Pour Thomp­son, les illu­sions tombent aus­si, mais dif­fé­rem­ment. Il découvre pro­gres­si­ve­ment que son com­merce de soie repose sur des fon­da­tions fra­giles. Les tis­se­rands vieillissent, les jeunes ne veulent plus apprendre le métier. La moder­ni­sa­tion efface les tra­di­tions. Le gou­ver­ne­ment thaï­lan­dais ne le pro­tège pas vrai­ment. Les Amé­ri­cains se méfient de lui.

Dans les années soixante, Thomp­son est riche mais aus­si iso­lé. Sa sœur meurt bru­ta­le­ment. Ses par­te­naires com­mer­ciaux le tra­hissent. Il boit plus qu’a­vant. Les récep­tions chez lui deviennent moins gaies, plus ten­dues. Il parle de par­tir, de tout vendre, de retour­ner aux États-Unis mal­gré son ser­ment de ne jamais y revenir.

Peut-être que sa dis­pa­ri­tion en 1967 n’est pas si mys­té­rieuse que cela. Peut-être qu’il a sim­ple­ment déci­dé de dis­pa­raître, de mettre fin à une vie qui n’a­vait plus de sens. C’est une hypo­thèse que per­sonne ne veut envi­sa­ger parce qu’elle gâche­rait la légende. Mais c’est peut-être la plus vraie.

XXX

Si Mac­Do­nald était retour­né à Bang­kok dans les années quatre-vingt-dix, qu’au­rait-il recon­nu ? Pro­ba­ble­ment rien. La ville avait explo­sé. Huit mil­lions d’ha­bi­tants. Des auto­routes sur­éle­vées. Des centres com­mer­ciaux géants. Des gratte-ciel qui grattent vrai­ment le ciel.

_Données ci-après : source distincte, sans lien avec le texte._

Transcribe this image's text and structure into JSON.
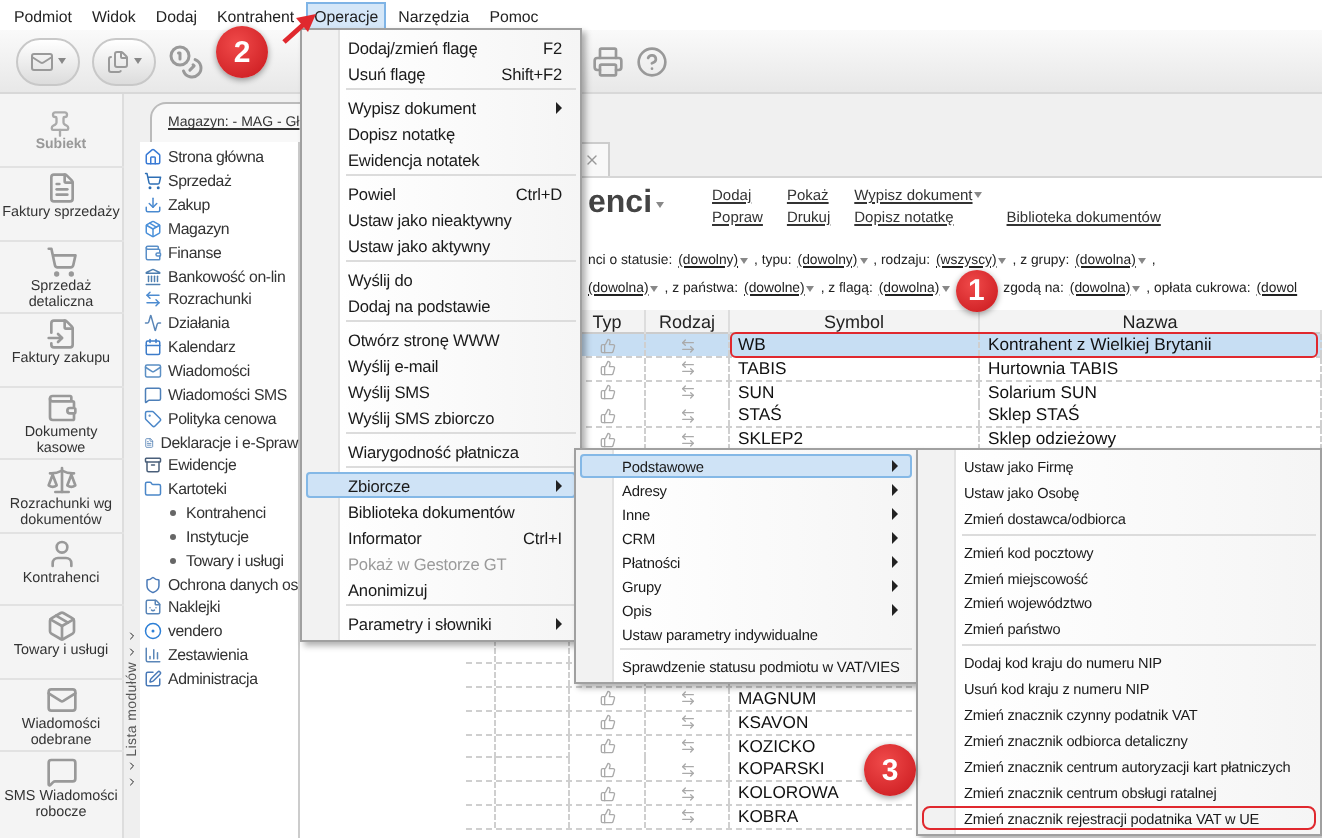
{
  "menu_bar": [
    {
      "label": "Podmiot",
      "selected": false
    },
    {
      "label": "Widok",
      "selected": false
    },
    {
      "label": "Dodaj",
      "selected": false
    },
    {
      "label": "Kontrahent",
      "selected": false
    },
    {
      "label": "Operacje",
      "selected": true
    },
    {
      "label": "Narzędzia",
      "selected": false
    },
    {
      "label": "Pomoc",
      "selected": false
    }
  ],
  "sidebar": {
    "logo_text": "Subiekt",
    "items": [
      {
        "label": "Faktury sprzedaży"
      },
      {
        "label": "Sprzedaż detaliczna"
      },
      {
        "label": "Faktury zakupu"
      },
      {
        "label": "Dokumenty kasowe"
      },
      {
        "label": "Rozrachunki wg dokumentów"
      },
      {
        "label": "Kontrahenci"
      },
      {
        "label": "Towary i usługi"
      },
      {
        "label": "Wiadomości odebrane"
      },
      {
        "label": "SMS Wiadomości robocze"
      }
    ]
  },
  "module_strip": {
    "label": "Lista modułów"
  },
  "tab": {
    "label": "Magazyn: - MAG - Gł"
  },
  "module_tree": [
    {
      "label": "Strona główna"
    },
    {
      "label": "Sprzedaż"
    },
    {
      "label": "Zakup"
    },
    {
      "label": "Magazyn"
    },
    {
      "label": "Finanse"
    },
    {
      "label": "Bankowość on-lin"
    },
    {
      "label": "Rozrachunki"
    },
    {
      "label": "Działania"
    },
    {
      "label": "Kalendarz"
    },
    {
      "label": "Wiadomości"
    },
    {
      "label": "Wiadomości SMS"
    },
    {
      "label": "Polityka cenowa"
    },
    {
      "label": "Deklaracje i e-Spraw"
    },
    {
      "label": "Ewidencje"
    },
    {
      "label": "Kartoteki",
      "children": [
        {
          "label": "Kontrahenci"
        },
        {
          "label": "Instytucje"
        },
        {
          "label": "Towary i usługi"
        }
      ]
    },
    {
      "label": "Ochrona danych os"
    },
    {
      "label": "Naklejki"
    },
    {
      "label": "vendero"
    },
    {
      "label": "Zestawienia"
    },
    {
      "label": "Administracja"
    }
  ],
  "content": {
    "title": "enci",
    "action_columns": [
      [
        {
          "label": "Dodaj",
          "dropdown": false
        },
        {
          "label": "Popraw",
          "dropdown": false
        }
      ],
      [
        {
          "label": "Pokaż",
          "dropdown": false
        },
        {
          "label": "Drukuj",
          "dropdown": false
        }
      ],
      [
        {
          "label": "Wypisz dokument",
          "dropdown": true
        },
        {
          "label": "Dopisz notatkę",
          "dropdown": false
        }
      ],
      [
        {
          "label": "Biblioteka dokumentów",
          "dropdown": false
        }
      ]
    ],
    "filters": [
      [
        {
          "kind": "text",
          "text": "nci o statusie:"
        },
        {
          "kind": "dropdown",
          "text": "(dowolny)"
        },
        {
          "kind": "text",
          "text": ", typu:"
        },
        {
          "kind": "dropdown",
          "text": "(dowolny)"
        },
        {
          "kind": "text",
          "text": ", rodzaju:"
        },
        {
          "kind": "dropdown",
          "text": "(wszyscy)"
        },
        {
          "kind": "text",
          "text": ", z grupy:"
        },
        {
          "kind": "dropdown",
          "text": "(dowolna)"
        },
        {
          "kind": "text",
          "text": ","
        }
      ],
      [
        {
          "kind": "dropdown",
          "text": "(dowolna)"
        },
        {
          "kind": "text",
          "text": ", z państwa:"
        },
        {
          "kind": "dropdown",
          "text": "(dowolne)"
        },
        {
          "kind": "text",
          "text": ", z flagą:"
        },
        {
          "kind": "dropdown",
          "text": "(dowolna)"
        },
        {
          "kind": "callout",
          "label": "1"
        },
        {
          "kind": "text",
          "text": "zgodą na:"
        },
        {
          "kind": "dropdown",
          "text": "(dowolna)"
        },
        {
          "kind": "text",
          "text": ", opłata cukrowa:"
        },
        {
          "kind": "value",
          "text": "(dowol"
        }
      ]
    ]
  },
  "table": {
    "columns": [
      "Typ",
      "Rodzaj",
      "Symbol",
      "Nazwa"
    ],
    "row_groups": [
      [
        {
          "symbol": "WB",
          "name": "Kontrahent z Wielkiej Brytanii",
          "selected": true,
          "outlined": true
        },
        {
          "symbol": "TABIS",
          "name": "Hurtownia TABIS",
          "selected": false,
          "outlined": false
        },
        {
          "symbol": "SUN",
          "name": "Solarium SUN",
          "selected": false,
          "outlined": false
        },
        {
          "symbol": "STAŚ",
          "name": "Sklep STAŚ",
          "selected": false,
          "outlined": false
        },
        {
          "symbol": "SKLEP2",
          "name": "Sklep odzieżowy",
          "selected": false,
          "outlined": false
        }
      ],
      [
        {
          "symbol": "MAGNUM",
          "selected": false,
          "outlined": false
        },
        {
          "symbol": "KSAVON",
          "selected": false,
          "outlined": false
        },
        {
          "symbol": "KOZICKO",
          "selected": false,
          "outlined": false
        },
        {
          "symbol": "KOPARSKI",
          "selected": false,
          "outlined": false
        },
        {
          "symbol": "KOLOROWA",
          "selected": false,
          "outlined": false
        },
        {
          "symbol": "KOBRA",
          "selected": false,
          "outlined": false
        }
      ]
    ]
  },
  "operacje_menu": [
    {
      "kind": "item",
      "label": "Dodaj/zmień flagę",
      "shortcut": "F2",
      "submenu": false,
      "selected": false,
      "disabled": false
    },
    {
      "kind": "item",
      "label": "Usuń flagę",
      "shortcut": "Shift+F2",
      "submenu": false,
      "selected": false,
      "disabled": false
    },
    {
      "kind": "separator"
    },
    {
      "kind": "item",
      "label": "Wypisz dokument",
      "submenu": true,
      "selected": false,
      "disabled": false
    },
    {
      "kind": "item",
      "label": "Dopisz notatkę",
      "submenu": false,
      "selected": false,
      "disabled": false
    },
    {
      "kind": "item",
      "label": "Ewidencja notatek",
      "submenu": false,
      "selected": false,
      "disabled": false
    },
    {
      "kind": "separator"
    },
    {
      "kind": "item",
      "label": "Powiel",
      "shortcut": "Ctrl+D",
      "submenu": false,
      "selected": false,
      "disabled": false
    },
    {
      "kind": "item",
      "label": "Ustaw jako nieaktywny",
      "submenu": false,
      "selected": false,
      "disabled": false
    },
    {
      "kind": "item",
      "label": "Ustaw jako aktywny",
      "submenu": false,
      "selected": false,
      "disabled": false
    },
    {
      "kind": "separator"
    },
    {
      "kind": "item",
      "label": "Wyślij do",
      "submenu": false,
      "selected": false,
      "disabled": false
    },
    {
      "kind": "item",
      "label": "Dodaj na podstawie",
      "submenu": false,
      "selected": false,
      "disabled": false
    },
    {
      "kind": "separator"
    },
    {
      "kind": "item",
      "label": "Otwórz stronę WWW",
      "submenu": false,
      "selected": false,
      "disabled": false
    },
    {
      "kind": "item",
      "label": "Wyślij e-mail",
      "submenu": false,
      "selected": false,
      "disabled": false
    },
    {
      "kind": "item",
      "label": "Wyślij SMS",
      "submenu": false,
      "selected": false,
      "disabled": false
    },
    {
      "kind": "item",
      "label": "Wyślij SMS zbiorczo",
      "submenu": false,
      "selected": false,
      "disabled": false
    },
    {
      "kind": "separator"
    },
    {
      "kind": "item",
      "label": "Wiarygodność płatnicza",
      "submenu": false,
      "selected": false,
      "disabled": false
    },
    {
      "kind": "separator"
    },
    {
      "kind": "item",
      "label": "Zbiorcze",
      "submenu": true,
      "selected": true,
      "disabled": false
    },
    {
      "kind": "item",
      "label": "Biblioteka dokumentów",
      "submenu": false,
      "selected": false,
      "disabled": false
    },
    {
      "kind": "item",
      "label": "Informator",
      "shortcut": "Ctrl+I",
      "submenu": false,
      "selected": false,
      "disabled": false
    },
    {
      "kind": "item",
      "label": "Pokaż w Gestorze GT",
      "submenu": false,
      "selected": false,
      "disabled": true
    },
    {
      "kind": "item",
      "label": "Anonimizuj",
      "submenu": false,
      "selected": false,
      "disabled": false
    },
    {
      "kind": "separator"
    },
    {
      "kind": "item",
      "label": "Parametry i słowniki",
      "submenu": true,
      "selected": false,
      "disabled": false
    }
  ],
  "zbiorcze_menu": [
    {
      "kind": "item",
      "label": "Podstawowe",
      "submenu": true,
      "selected": true
    },
    {
      "kind": "item",
      "label": "Adresy",
      "submenu": true,
      "selected": false
    },
    {
      "kind": "item",
      "label": "Inne",
      "submenu": true,
      "selected": false
    },
    {
      "kind": "item",
      "label": "CRM",
      "submenu": true,
      "selected": false
    },
    {
      "kind": "item",
      "label": "Płatności",
      "submenu": true,
      "selected": false
    },
    {
      "kind": "item",
      "label": "Grupy",
      "submenu": true,
      "selected": false
    },
    {
      "kind": "item",
      "label": "Opis",
      "submenu": true,
      "selected": false
    },
    {
      "kind": "item",
      "label": "Ustaw parametry indywidualne",
      "submenu": false,
      "selected": false
    },
    {
      "kind": "separator"
    },
    {
      "kind": "item",
      "label": "Sprawdzenie statusu podmiotu w VAT/VIES",
      "submenu": false,
      "selected": false
    }
  ],
  "podstawowe_menu": [
    {
      "kind": "item",
      "label": "Ustaw jako Firmę",
      "outlined": false
    },
    {
      "kind": "item",
      "label": "Ustaw jako Osobę",
      "outlined": false
    },
    {
      "kind": "item",
      "label": "Zmień dostawca/odbiorca",
      "outlined": false
    },
    {
      "kind": "separator"
    },
    {
      "kind": "item",
      "label": "Zmień kod pocztowy",
      "outlined": false
    },
    {
      "kind": "item",
      "label": "Zmień miejscowość",
      "outlined": false
    },
    {
      "kind": "item",
      "label": "Zmień województwo",
      "outlined": false
    },
    {
      "kind": "item",
      "label": "Zmień państwo",
      "outlined": false
    },
    {
      "kind": "separator"
    },
    {
      "kind": "item",
      "label": "Dodaj kod kraju do numeru NIP",
      "outlined": false
    },
    {
      "kind": "item",
      "label": "Usuń kod kraju z numeru NIP",
      "outlined": false
    },
    {
      "kind": "item",
      "label": "Zmień znacznik czynny podatnik VAT",
      "outlined": false
    },
    {
      "kind": "item",
      "label": "Zmień znacznik odbiorca detaliczny",
      "outlined": false
    },
    {
      "kind": "item",
      "label": "Zmień znacznik centrum autoryzacji kart płatniczych",
      "outlined": false
    },
    {
      "kind": "item",
      "label": "Zmień znacznik centrum obsługi ratalnej",
      "outlined": false
    },
    {
      "kind": "item",
      "label": "Zmień znacznik rejestracji podatnika VAT w UE",
      "outlined": true
    }
  ],
  "callouts": [
    {
      "label": "2"
    },
    {
      "label": "3"
    }
  ]
}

Les canaux avaient presque tous dis­pa­ru, com­blés pour faire des routes. Le Bang­kok amphi­bie de sa jeu­nesse n’exis­tait plus.

Le Bang­kok Post exis­tait tou­jours, trans­for­mé, moder­ni­sé, pri­va­ti­sé. Per­sonne dans la rédac­tion ne se sou­ve­nait de lui. Quelques vieux jour­na­listes peut-être, qui avaient enten­du par­ler du fon­da­teur amé­ri­cain, mais c’é­tait tout. Le jour­nal avait sa vie propre main­te­nant, indé­pen­dante de son créateur.

La mai­son de Thomp­son, elle, était deve­nue une attrac­tion tou­ris­tique majeure. Des mil­liers de visi­teurs chaque semaine. Un res­tau­rant, une bou­tique de sou­ve­nirs. La Thai Silk Com­pa­ny était une mul­ti­na­tio­nale. Thomp­son était par­tout : dans les guides tou­ris­tiques, sur les cartes pos­tales, dans les conver­sa­tions des expatriés.

C’est ain­si que va l’his­toire. Les créa­teurs d’ins­ti­tu­tions sont oubliés. Les artistes et les mys­tères res­tent. Mac­Do­nald a créé quelque chose qui lui a sur­vé­cu mais qui ne porte plus son empreinte. Thomp­son a créé quelque chose qui porte encore son nom mais qui n’est plus vrai­ment son œuvre.

Lequel des deux aurait été le plus satis­fait de son héri­tage ? Dif­fi­cile à dire. Mac­Do­nald aurait pro­ba­ble­ment haus­sé les épaules, allu­mé une ciga­rette, dit quelque chose comme « C’est la vie, mon gars ». Thomp­son aurait pro­ba­ble­ment fron­cé les sour­cils en voyant ce qu’é­tait deve­nue sa mai­son, trans­for­mée en piège à touristes.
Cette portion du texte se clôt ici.